Los Angeles Times: Younger Americans Warm Somewhat To Obamacare, Poll Shows
As the deadline approaches for enrolling in Obamacare health coverage this year, younger Americans have warmed somewhat to the president’s healthcare law, but Latinos remain closely split over it. Those findings from a large-scale Pew Research Center survey provide a glimpse at two groups that are major targets of the Obama administration’s push to get people to sign up before the March 31 deadline (Lauter, 3/20).
CBS News: Approval Of Obamacare Nosedives Among Hispanics
Four years after passage of the Affordable Care Act and less than a year into the implementation of the exchanges, the health care law's popularity is taking a nosedive among Hispanics. Hispanics are split with 47 percent approving and 47 percent disapproving, according to a new survey by the Pew Research Center. In September, 61 percent of Hispanics approved of the law. Meanwhile, overall, more Americans disapprove of Obamacare: 53 percent of the 3,335 adults who responded disapprove of the law, while just 41 percent approve -- a measure virtually unchanged since last September, before people could purchase coverage on the insurance exchanges (Kaplan, 3/20).
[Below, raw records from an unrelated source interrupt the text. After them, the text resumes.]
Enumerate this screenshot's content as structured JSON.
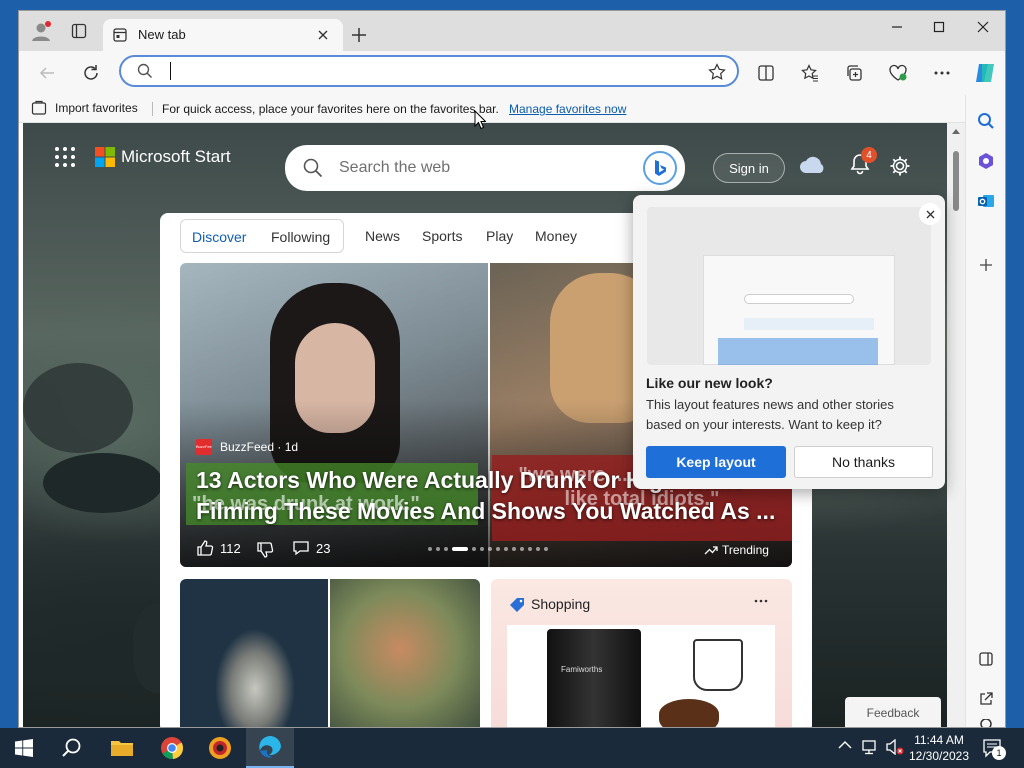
{
  "browser": {
    "tab_title": "New tab",
    "address": {
      "value": "",
      "placeholder": ""
    },
    "favbar": {
      "import_label": "Import favorites",
      "message": "For quick access, place your favorites here on the favorites bar.",
      "manage_link": "Manage favorites now"
    }
  },
  "page": {
    "brand": "Microsoft Start",
    "search_placeholder": "Search the web",
    "signin_label": "Sign in",
    "notification_count": "4",
    "nav": {
      "pills": [
        "Discover",
        "Following"
      ],
      "items": [
        "News",
        "Sports",
        "Play",
        "Money"
      ]
    },
    "hero": {
      "source": "BuzzFeed · 1d",
      "source_logo_text": "BuzzFeed",
      "headline": "13 Actors Who Were Actually Drunk Or High While Filming These Movies And Shows You Watched As ...",
      "overlay_caption_left": "\"he was drunk at work.\"",
      "overlay_caption_right": "\"we were ... around acting like total idiots.\"",
      "likes": "112",
      "comments": "23",
      "trending_label": "Trending",
      "carousel_count": 14,
      "carousel_active_index": 3
    },
    "shopping": {
      "title": "Shopping",
      "product_brand": "Famiworths"
    },
    "feedback_label": "Feedback"
  },
  "popup": {
    "title": "Like our new look?",
    "body": "This layout features news and other stories based on your interests. Want to keep it?",
    "keep_label": "Keep layout",
    "decline_label": "No thanks"
  },
  "taskbar": {
    "time": "11:44 AM",
    "date": "12/30/2023",
    "notification_badge": "1"
  },
  "colors": {
    "accent": "#1f6fd8",
    "taskbar": "#1b2a3a",
    "brand_red": "#f25022",
    "brand_green": "#7fba00",
    "brand_blue": "#00a4ef",
    "brand_yellow": "#ffb900",
    "notification_badge": "#e0502a"
  }
}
McClatchy: 53 Percent Disapprove Of Affordable Care Act, 43 Percent Approve, New Poll Finds
On the Affordable Care Act’s fourth anniversary, a new Pew Research Center poll released Thursday found strong disapproval of the controversial law. Fifty-three percent disapprove, while 41 percent approve. At the same time, the poll found, "when opponents of the health care law are asked about the law’s future, more want elected officials to try to make it work than to make it fail. In September opponents were more evenly divided over how they wanted elected officials to deal with the law" (Lightman, 3/20).
Several news outlets also looked a consumer issues with the law.
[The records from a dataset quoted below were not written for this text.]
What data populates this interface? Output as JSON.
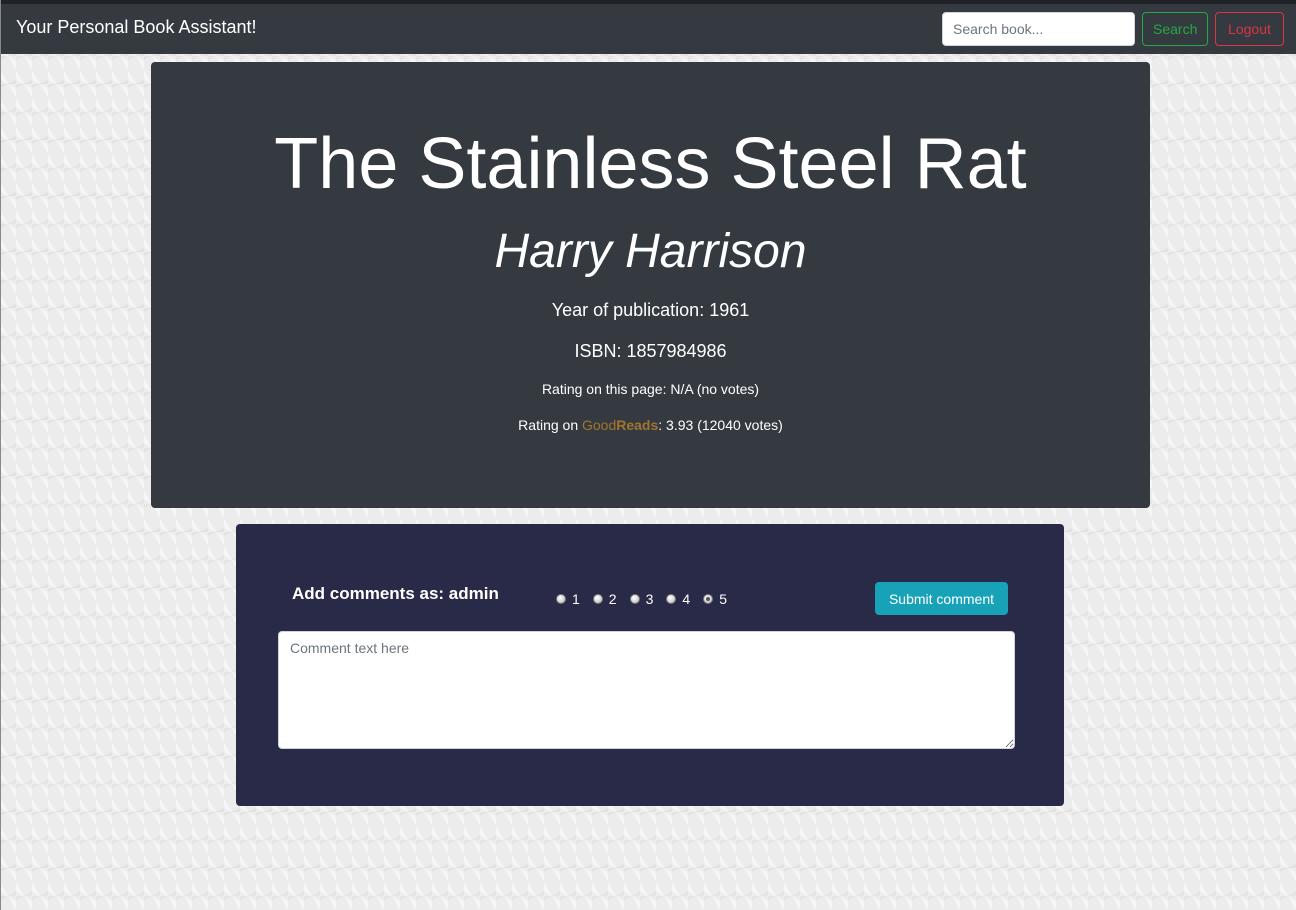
{
  "navbar": {
    "brand": "Your Personal Book Assistant!",
    "search_placeholder": "Search book...",
    "search_value": "",
    "search_label": "Search",
    "logout_label": "Logout"
  },
  "book": {
    "title": "The Stainless Steel Rat",
    "author": "Harry Harrison",
    "year_text": "Year of publication: 1961",
    "isbn_text": "ISBN: 1857984986",
    "rating_page_text": "Rating on this page: N/A (no votes)",
    "rating_gr_prefix": "Rating on ",
    "goodreads_good": "Good",
    "goodreads_reads": "Reads",
    "rating_gr_suffix": ": 3.93 (12040 votes)"
  },
  "comment": {
    "heading": "Add comments as: admin",
    "rating_options": [
      "1",
      "2",
      "3",
      "4",
      "5"
    ],
    "selected_rating": "5",
    "submit_label": "Submit comment",
    "text_placeholder": "Comment text here",
    "text_value": ""
  },
  "colors": {
    "navbar_bg": "#343a40",
    "book_card_bg": "#343a40",
    "comment_card_bg": "#292a48",
    "success": "#28a745",
    "danger": "#dc3545",
    "info": "#17a2b8",
    "goodreads": "#a1752e"
  }
}
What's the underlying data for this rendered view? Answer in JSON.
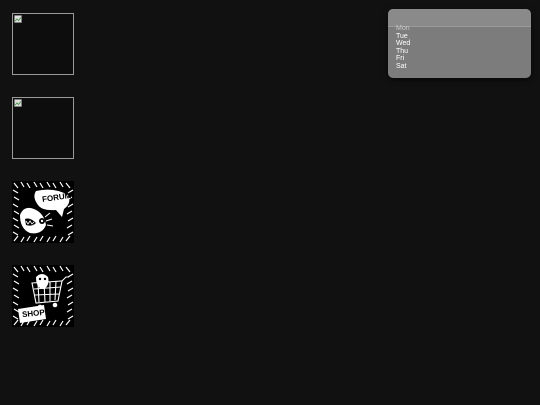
{
  "tiles": [
    {
      "kind": "broken-image"
    },
    {
      "kind": "broken-image"
    },
    {
      "kind": "badge",
      "label": "FORUM"
    },
    {
      "kind": "badge",
      "label": "SHOP"
    }
  ],
  "day_dropdown": {
    "options": [
      "Mon",
      "Tue",
      "Wed",
      "Thu",
      "Fri",
      "Sat"
    ],
    "highlighted": "Mon"
  }
}
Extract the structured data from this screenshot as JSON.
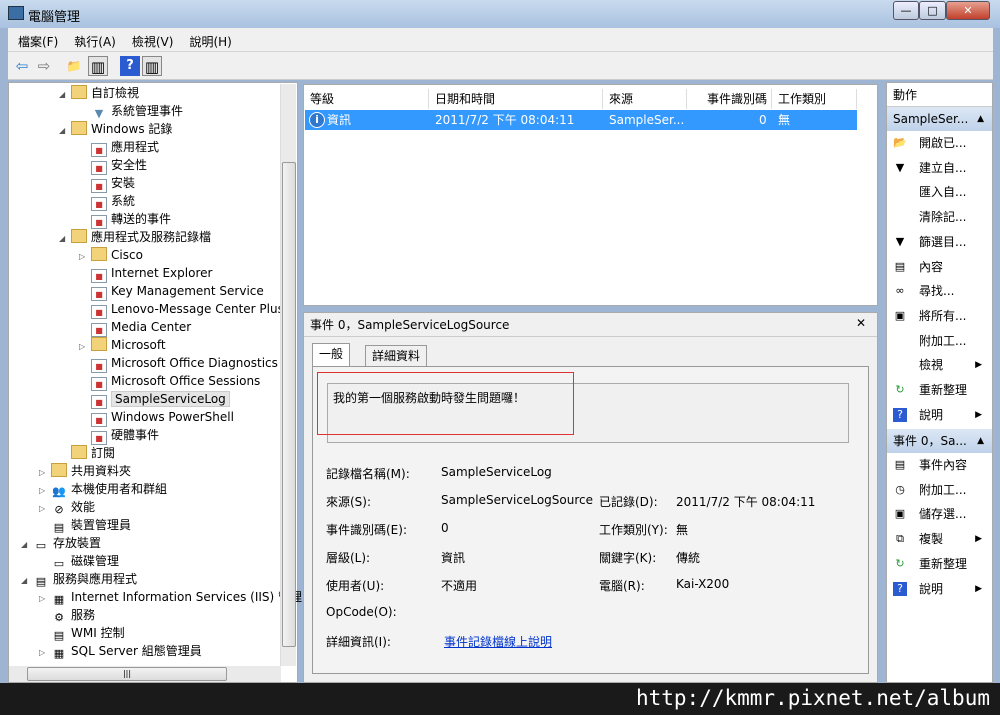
{
  "window": {
    "title": "電腦管理",
    "min": "—",
    "max": "□",
    "close": "✕"
  },
  "menu": [
    "檔案(F)",
    "執行(A)",
    "檢視(V)",
    "說明(H)"
  ],
  "toolbar": {
    "back": "⇦",
    "forward": "⇨",
    "up": "📁",
    "pane": "▥",
    "help": "?",
    "pane2": "▥"
  },
  "tree": [
    {
      "label": "自訂檢視",
      "arrow": "◢",
      "icon": "folder"
    },
    {
      "label": "系統管理事件",
      "arrow": "",
      "icon": "filter"
    },
    {
      "label": "Windows 記錄",
      "arrow": "◢",
      "icon": "folder"
    },
    {
      "label": "應用程式",
      "arrow": "",
      "icon": "log"
    },
    {
      "label": "安全性",
      "arrow": "",
      "icon": "log"
    },
    {
      "label": "安裝",
      "arrow": "",
      "icon": "log"
    },
    {
      "label": "系統",
      "arrow": "",
      "icon": "log"
    },
    {
      "label": "轉送的事件",
      "arrow": "",
      "icon": "log"
    },
    {
      "label": "應用程式及服務記錄檔",
      "arrow": "◢",
      "icon": "folder"
    },
    {
      "label": "Cisco",
      "arrow": "▷",
      "icon": "folder"
    },
    {
      "label": "Internet Explorer",
      "arrow": "",
      "icon": "log"
    },
    {
      "label": "Key Management Service",
      "arrow": "",
      "icon": "log"
    },
    {
      "label": "Lenovo-Message Center Plus/",
      "arrow": "",
      "icon": "log"
    },
    {
      "label": "Media Center",
      "arrow": "",
      "icon": "log"
    },
    {
      "label": "Microsoft",
      "arrow": "▷",
      "icon": "folder"
    },
    {
      "label": "Microsoft Office Diagnostics",
      "arrow": "",
      "icon": "log"
    },
    {
      "label": "Microsoft Office Sessions",
      "arrow": "",
      "icon": "log"
    },
    {
      "label": "SampleServiceLog",
      "arrow": "",
      "icon": "log",
      "selected": true
    },
    {
      "label": "Windows PowerShell",
      "arrow": "",
      "icon": "log"
    },
    {
      "label": "硬體事件",
      "arrow": "",
      "icon": "log"
    },
    {
      "label": "訂閱",
      "arrow": "",
      "icon": "folder"
    },
    {
      "label": "共用資料夾",
      "arrow": "▷",
      "icon": "shared"
    },
    {
      "label": "本機使用者和群組",
      "arrow": "▷",
      "icon": "users"
    },
    {
      "label": "效能",
      "arrow": "▷",
      "icon": "perf"
    },
    {
      "label": "裝置管理員",
      "arrow": "",
      "icon": "device"
    },
    {
      "label": "存放裝置",
      "arrow": "◢",
      "icon": "storage"
    },
    {
      "label": "磁碟管理",
      "arrow": "",
      "icon": "disk"
    },
    {
      "label": "服務與應用程式",
      "arrow": "◢",
      "icon": "services"
    },
    {
      "label": "Internet Information Services (IIS) 管理",
      "arrow": "▷",
      "icon": "iis"
    },
    {
      "label": "服務",
      "arrow": "",
      "icon": "gear"
    },
    {
      "label": "WMI 控制",
      "arrow": "",
      "icon": "wmi"
    },
    {
      "label": "SQL Server 組態管理員",
      "arrow": "▷",
      "icon": "sql"
    }
  ],
  "list": {
    "columns": [
      "等級",
      "日期和時間",
      "來源",
      "事件識別碼",
      "工作類別"
    ],
    "rows": [
      {
        "level": "資訊",
        "datetime": "2011/7/2 下午 08:04:11",
        "source": "SampleSer...",
        "event_id": "0",
        "category": "無"
      }
    ]
  },
  "details": {
    "header": "事件 0，SampleServiceLogSource",
    "close": "✕",
    "tabs": [
      "一般",
      "詳細資料"
    ],
    "message": "我的第一個服務啟動時發生問題囉！",
    "fields": {
      "log_name_label": "記錄檔名稱(M):",
      "log_name": "SampleServiceLog",
      "source_label": "來源(S):",
      "source": "SampleServiceLogSource",
      "logged_label": "已記錄(D):",
      "logged": "2011/7/2 下午 08:04:11",
      "event_id_label": "事件識別碼(E):",
      "event_id": "0",
      "task_label": "工作類別(Y):",
      "task": "無",
      "level_label": "層級(L):",
      "level": "資訊",
      "keywords_label": "關鍵字(K):",
      "keywords": "傳統",
      "user_label": "使用者(U):",
      "user": "不適用",
      "computer_label": "電腦(R):",
      "computer": "Kai-X200",
      "opcode_label": "OpCode(O):",
      "more_label": "詳細資訊(I):",
      "more_link": "事件記錄檔線上說明"
    }
  },
  "actions": {
    "title": "動作",
    "section1": "SampleSer...",
    "items1": [
      {
        "label": "開啟已...",
        "icon": "📂"
      },
      {
        "label": "建立自...",
        "icon": "▼"
      },
      {
        "label": "匯入自...",
        "icon": ""
      },
      {
        "label": "清除記...",
        "icon": ""
      },
      {
        "label": "篩選目...",
        "icon": "▼"
      },
      {
        "label": "內容",
        "icon": "▤"
      },
      {
        "label": "尋找...",
        "icon": "∞"
      },
      {
        "label": "將所有...",
        "icon": "▣"
      },
      {
        "label": "附加工...",
        "icon": ""
      },
      {
        "label": "檢視",
        "icon": "",
        "sub": true
      },
      {
        "label": "重新整理",
        "icon": "↻"
      },
      {
        "label": "說明",
        "icon": "?",
        "sub": true
      }
    ],
    "section2": "事件 0，Sa...",
    "items2": [
      {
        "label": "事件內容",
        "icon": "▤"
      },
      {
        "label": "附加工...",
        "icon": "◷"
      },
      {
        "label": "儲存選...",
        "icon": "▣"
      },
      {
        "label": "複製",
        "icon": "⧉",
        "sub": true
      },
      {
        "label": "重新整理",
        "icon": "↻"
      },
      {
        "label": "說明",
        "icon": "?",
        "sub": true
      }
    ]
  },
  "watermark": "http://kmmr.pixnet.net/album"
}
Kaiser Health News: The Sign-Up Deadline Is March 31: A Consumers' Guide
Kaiser Health News staff writer Mary Agnes Carey reports: "With just over a week until the March 31 deadline to sign up for health insurance, backers of the health law -- from President Barack Obama on down -- are engaged in a full-force campaign to enroll eligible Americans, especially younger ones who tend to be healthier and less costly to insure. ... Here's a primer on how the law might affect you" (Carey, 3/21).
Kaiser Health News: A Reader Asks: After I Was In The Hospital, Can I Buy Insurance To Cover My Bills?
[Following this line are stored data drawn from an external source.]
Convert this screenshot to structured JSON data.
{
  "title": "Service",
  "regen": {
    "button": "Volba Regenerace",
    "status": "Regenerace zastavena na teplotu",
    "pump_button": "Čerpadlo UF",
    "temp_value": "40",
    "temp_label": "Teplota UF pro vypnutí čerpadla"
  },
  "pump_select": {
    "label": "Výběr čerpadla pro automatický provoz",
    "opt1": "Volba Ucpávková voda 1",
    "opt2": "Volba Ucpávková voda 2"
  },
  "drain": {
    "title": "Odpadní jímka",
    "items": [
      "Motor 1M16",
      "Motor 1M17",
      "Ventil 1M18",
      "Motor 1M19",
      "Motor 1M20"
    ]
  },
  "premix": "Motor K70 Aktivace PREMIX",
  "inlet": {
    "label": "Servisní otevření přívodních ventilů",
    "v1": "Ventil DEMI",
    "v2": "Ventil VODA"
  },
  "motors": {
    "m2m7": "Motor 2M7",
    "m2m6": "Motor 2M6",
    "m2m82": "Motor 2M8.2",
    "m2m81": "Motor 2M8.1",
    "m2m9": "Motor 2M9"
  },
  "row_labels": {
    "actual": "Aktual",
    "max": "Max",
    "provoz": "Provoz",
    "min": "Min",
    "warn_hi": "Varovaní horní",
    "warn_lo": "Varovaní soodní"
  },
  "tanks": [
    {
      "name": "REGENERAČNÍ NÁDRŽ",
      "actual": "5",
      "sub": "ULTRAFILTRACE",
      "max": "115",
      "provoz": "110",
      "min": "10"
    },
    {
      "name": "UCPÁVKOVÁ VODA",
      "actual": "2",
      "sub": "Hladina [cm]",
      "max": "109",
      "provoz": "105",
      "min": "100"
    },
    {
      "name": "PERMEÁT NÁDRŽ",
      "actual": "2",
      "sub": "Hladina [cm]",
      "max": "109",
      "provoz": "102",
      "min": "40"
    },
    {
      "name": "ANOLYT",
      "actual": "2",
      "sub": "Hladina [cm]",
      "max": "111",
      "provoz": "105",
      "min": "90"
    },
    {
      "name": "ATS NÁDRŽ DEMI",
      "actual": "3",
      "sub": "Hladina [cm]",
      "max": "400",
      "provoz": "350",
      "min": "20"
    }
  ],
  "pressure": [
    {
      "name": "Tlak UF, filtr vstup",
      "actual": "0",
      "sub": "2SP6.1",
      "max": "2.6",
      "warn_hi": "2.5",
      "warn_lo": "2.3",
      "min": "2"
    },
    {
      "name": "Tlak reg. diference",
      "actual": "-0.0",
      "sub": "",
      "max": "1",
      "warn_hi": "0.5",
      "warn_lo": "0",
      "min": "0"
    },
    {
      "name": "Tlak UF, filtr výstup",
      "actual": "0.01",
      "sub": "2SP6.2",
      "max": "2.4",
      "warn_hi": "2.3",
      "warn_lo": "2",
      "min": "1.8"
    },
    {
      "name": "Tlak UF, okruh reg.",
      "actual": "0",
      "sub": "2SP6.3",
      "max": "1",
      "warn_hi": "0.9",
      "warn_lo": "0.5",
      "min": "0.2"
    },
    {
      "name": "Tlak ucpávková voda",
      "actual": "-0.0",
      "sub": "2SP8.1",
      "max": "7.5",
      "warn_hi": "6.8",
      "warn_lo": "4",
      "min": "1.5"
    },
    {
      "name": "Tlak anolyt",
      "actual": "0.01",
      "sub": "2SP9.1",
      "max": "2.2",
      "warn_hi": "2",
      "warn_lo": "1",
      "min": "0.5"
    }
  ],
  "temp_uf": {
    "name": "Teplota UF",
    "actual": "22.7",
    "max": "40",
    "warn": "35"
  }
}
Kaiser Health News consumer columnist Michelle Andrews answers this reader’s question (3/21).
The Associated Press: Q&A: Am I Stuck In My $$$ Workplace Health Plan?
The new health care law helps some people, hurts others and confuses almost everyone. Hoping to simplify things a bit, The Associated Press asked its Twitter, Facebook and Google Plus followers for their real-life questions about the program and the problems they're running into as the March 31 deadline approaches to sign up for coverage in new insurance markets (Woodward, 3/21).
Fox News: ObamaCare: Does It Really Cost Less Than Cell Phone Coverage?
In the midst of March Madness, the White House is making a full-court press of its own: a last-minute push to enroll more than 1.5 million young people in ObamaCare health plans by the end of this month. But in courting young people, President Obama is making a simple-yet-questionable pitch -- that new health coverage basically costs the same as 4G cell coverage. "You can at this point get health insurance for $100 a month or less, in some cases less than your cell phone bill or your cable bill," Obama told Ellen DeGeneres this week (Doocy, 3/20).